Aparte de eso, los papeles se invierten: el oficinista trajeado que durante meses se cruza cada mañana con los adolescentes que van al instituto en chándal y los mira con sorna e indignación se convierte en verano, cuando se pone el uniforme de turista, en una figura cómica para los adolescentes, en tanto que la abuela que se cubre pudorosamente las rodillas en el autobús y que se escandaliza de que las niñas vayan al colegio enseñando el ombligo o el canalillo no tiene inconveniente en ir al supermercado en tanga.

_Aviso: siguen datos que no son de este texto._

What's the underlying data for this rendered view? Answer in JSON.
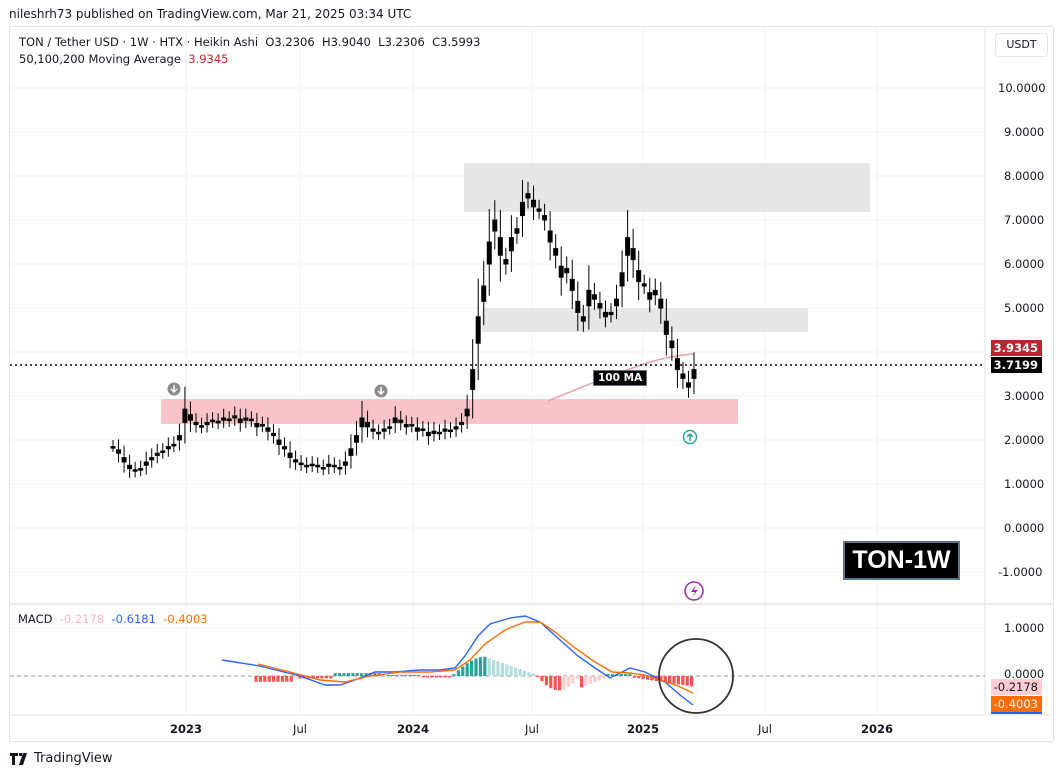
{
  "publisher": "nileshrh73 published on TradingView.com, Mar 21, 2025 03:34 UTC",
  "header": {
    "symbol_line": "TON / Tether USD · 1W · HTX · Heikin Ashi",
    "ohlc": {
      "open": "O3.2306",
      "high": "H3.9040",
      "low": "L3.2306",
      "close": "C3.5993"
    },
    "ma_label": "50,100,200 Moving Average",
    "ma_value": "3.9345"
  },
  "price_scale": {
    "unit_button": "USDT",
    "ticks": [
      "10.0000",
      "9.0000",
      "8.0000",
      "7.0000",
      "6.0000",
      "5.0000",
      "3.0000",
      "2.0000",
      "1.0000",
      "0.0000",
      "-1.0000"
    ],
    "ma_tag": "3.9345",
    "price_tag": "3.7199"
  },
  "macd": {
    "label": "MACD",
    "histogram": "-0.2178",
    "macd_line": "-0.6181",
    "signal_line": "-0.4003",
    "ticks": [
      "1.0000",
      "0.0000"
    ],
    "hist_tag": "-0.2178",
    "signal_tag": "-0.4003"
  },
  "time_axis": [
    "2023",
    "Jul",
    "2024",
    "Jul",
    "2025",
    "Jul",
    "2026"
  ],
  "annotations": {
    "ma_label": "100 MA",
    "badge": "TON-1W"
  },
  "footer": {
    "brand": "TradingView"
  },
  "colors": {
    "ma_red": "#c2262e",
    "macd_blue": "#2962ff",
    "signal_orange": "#ff6d00",
    "hist_pink": "#ffcdd2",
    "hist_red": "#ff5252",
    "hist_teal": "#26a69a",
    "hist_light_teal": "#b2dfdb",
    "zone_red": "#f8c3c9",
    "zone_gray": "#e6e6e6"
  },
  "chart_data": [
    {
      "type": "candlestick",
      "title": "TON / Tether USD · 1W · HTX · Heikin Ashi",
      "ylabel": "USDT",
      "ylim": [
        -1.3,
        10.5
      ],
      "x_ticks": [
        "2023",
        "Jul",
        "2024",
        "Jul",
        "2025",
        "Jul",
        "2026"
      ],
      "y_ticks": [
        -1,
        0,
        1,
        2,
        3,
        4,
        5,
        6,
        7,
        8,
        9,
        10
      ],
      "last": {
        "open": 3.2306,
        "high": 3.904,
        "low": 3.2306,
        "close": 3.5993
      },
      "current_price": 3.7199,
      "moving_average_100": 3.9345,
      "approx_weekly_closes": [
        1.85,
        1.7,
        1.5,
        1.35,
        1.3,
        1.35,
        1.5,
        1.6,
        1.7,
        1.75,
        1.85,
        1.9,
        2.1,
        2.7,
        2.45,
        2.35,
        2.3,
        2.4,
        2.45,
        2.4,
        2.5,
        2.45,
        2.55,
        2.4,
        2.5,
        2.45,
        2.3,
        2.35,
        2.2,
        2.1,
        1.9,
        1.8,
        1.6,
        1.5,
        1.45,
        1.4,
        1.45,
        1.4,
        1.35,
        1.45,
        1.4,
        1.35,
        1.5,
        1.8,
        2.1,
        2.5,
        2.3,
        2.2,
        2.15,
        2.25,
        2.3,
        2.5,
        2.4,
        2.3,
        2.35,
        2.2,
        2.25,
        2.1,
        2.2,
        2.15,
        2.25,
        2.2,
        2.3,
        2.4,
        2.7,
        3.6,
        4.8,
        5.5,
        6.5,
        7.0,
        6.2,
        6.0,
        6.6,
        6.8,
        7.4,
        7.6,
        7.3,
        7.2,
        7.0,
        6.5,
        6.2,
        5.7,
        5.9,
        5.4,
        4.9,
        4.7,
        5.4,
        5.2,
        5.0,
        4.8,
        4.9,
        5.2,
        5.8,
        6.6,
        6.1,
        5.6,
        5.5,
        5.2,
        5.4,
        5.0,
        4.4,
        4.1,
        3.6,
        3.4,
        3.2,
        3.6
      ],
      "zones": [
        {
          "type": "resistance",
          "color": "gray",
          "range": [
            7.2,
            8.3
          ],
          "from": "2024-03",
          "to": "2025-09"
        },
        {
          "type": "support",
          "color": "gray",
          "range": [
            4.5,
            5.0
          ],
          "from": "2024-04",
          "to": "2025-09"
        },
        {
          "type": "demand",
          "color": "red",
          "range": [
            2.4,
            2.95
          ],
          "from": "2022-11",
          "to": "2025-05"
        }
      ],
      "markers": [
        {
          "type": "down-arrow",
          "date": "2022-12",
          "price": 3.2
        },
        {
          "type": "down-arrow",
          "date": "2023-09",
          "price": 3.2
        },
        {
          "type": "up-arrow",
          "date": "2025-03",
          "price": 2.1
        },
        {
          "type": "lightning",
          "date": "2025-03",
          "price": -1.4
        }
      ]
    },
    {
      "type": "line",
      "title": "MACD",
      "series": [
        {
          "name": "MACD",
          "color": "#2962ff",
          "last": -0.6181
        },
        {
          "name": "Signal",
          "color": "#ff6d00",
          "last": -0.4003
        },
        {
          "name": "Histogram",
          "color": "#ffcdd2",
          "last": -0.2178
        }
      ],
      "y_ticks": [
        1.0,
        0.0
      ],
      "approx_macd_path": [
        [
          2022.7,
          0.3
        ],
        [
          2023.0,
          0.15
        ],
        [
          2023.5,
          -0.2
        ],
        [
          2023.8,
          0.0
        ],
        [
          2024.0,
          0.05
        ],
        [
          2024.3,
          0.25
        ],
        [
          2024.5,
          1.2
        ],
        [
          2024.7,
          1.1
        ],
        [
          2024.9,
          0.0
        ],
        [
          2025.0,
          0.1
        ],
        [
          2025.2,
          -0.6
        ]
      ],
      "approx_signal_path": [
        [
          2022.8,
          0.2
        ],
        [
          2023.5,
          -0.1
        ],
        [
          2024.0,
          0.05
        ],
        [
          2024.4,
          0.2
        ],
        [
          2024.7,
          1.2
        ],
        [
          2024.95,
          0.25
        ],
        [
          2025.05,
          0.1
        ],
        [
          2025.2,
          -0.4
        ]
      ]
    }
  ]
}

El verano viene a ser, en fin, un periodo de rebeldía ontológica.
Dejando al margen la cuestión indumentaria, el verano resulta idóneo para una transformación mental profunda. De igual modo que abjuramos de nuestra vestimenta habitual, sería saludable liberarnos, durante al menos una quincena, de los mecanismos automatizados de nuestro pensamiento, de nuestros prejuicios y convicciones. No es difícil, sobre todo si tenemos la suerte de que nos lo propongamos durante una ola de calor, cuando los circuitos neuronales se derriten y nuestro cerebro adquiere la textura de un flan.
Por salir del ámbito especulativo, pondré un ejemplo: hace unos días, oí a uno decir que la cadena de incendios que padecemos se debe a la exhumación sacrílega de Franco y lo razonaba de este modo: al igual que los antiguos faraones, tan aficionados a las maldiciones ejemplarizantes cuando se les profana la cámara funeraria, el excaudillo estaría vengándose de la España social-comunista mediante el método de pegarle fuego al país. Alguien le objetó que en otros países también hay incendios. «Lo que pase por ahí no es asunto mío. Yo estoy hablando de lo que pasa en España».
A los otros no sé, pero a mí me convenció. Desde ese instante, cada vez que enciendo un cigarrillo, en mi mente resuena un mantra: «¡Franco, Franco, Franco!».